Técnicamente hablando, Gould era un genio. Quien así lo determinó fue una comisión de cinco profesores que lo había examinado, a la edad de seis años, sometiéndolo a tres días de tests. Según los parámetros de Stocken, resultó que pertenecía a la banda delta: a esos niveles la inteligencia es una máquina hipertrófica cuyos límites resulta difícil determinar. Provisionalmente le concedieron un CI de 108, cifra bastante monstruosa. Se lo habían llevado de la escuela primaria donde intentó parecer normal durante seis días, y lo habían confiado a un grupo de investigadores universitarios. A los once años se había licenciado en física teórica, con un trabajo sobre la solución al modelo de Hubbard en dos dimensiones.

—¿Qué hacen los zapatos en la nevera?

—Bacterias.

—¿O sea?

—Cultivo de bacterias. Dentro de los zapatos están los portaobjetos. Bacterias grampositivas.

—¿Y el pollo mohoso es también un asunto de bacterias?

—¿Pollo?

La casa de Gould constaba de dos plantas. Tenía ocho habitaciones y otras cosas como garaje o bodega. En el salón había una moqueta que imitaba unas baldosas de terracota toscana, pero, teniendo en cuenta que tenía cuatro centímetros de grosor, no estaba muy lograda. En la habitación de la esquina, en el primer piso, había un futbolín. El cuarto de baño era todo de color rojo, incluidos los sanitarios. La impresión general que daba era la de una casa señorial por donde había pasado el FBI buscando un microfilm de los polvos del presidente en un burdel de Nevada.
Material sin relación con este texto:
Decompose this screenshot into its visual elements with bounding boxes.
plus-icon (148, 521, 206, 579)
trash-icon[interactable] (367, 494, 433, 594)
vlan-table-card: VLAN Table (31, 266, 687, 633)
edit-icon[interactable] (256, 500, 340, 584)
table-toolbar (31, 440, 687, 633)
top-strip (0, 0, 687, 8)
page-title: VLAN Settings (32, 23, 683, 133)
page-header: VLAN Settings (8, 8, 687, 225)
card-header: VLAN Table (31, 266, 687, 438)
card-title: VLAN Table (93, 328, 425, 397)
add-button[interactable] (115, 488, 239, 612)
—¿Cómo puedes vivir aquí dentro?

—En realidad no vivo aquí.

—Es tu casa, ¿no?

—Más o menos. Tengo dos habitaciones en el college, allí en la universidad. Hay hasta comedor de estudiantes.

—Un niño no debería vivir en un college. Un niño ni siquiera debería estudiar en un sitio como ése.

—¿Y qué es lo que debería hacer un niño?

—No sé, jugar con su perro, falsificar las firmas de sus padres, tener siempre sangre en la nariz, cosas así. Pero nunca vivir en un college.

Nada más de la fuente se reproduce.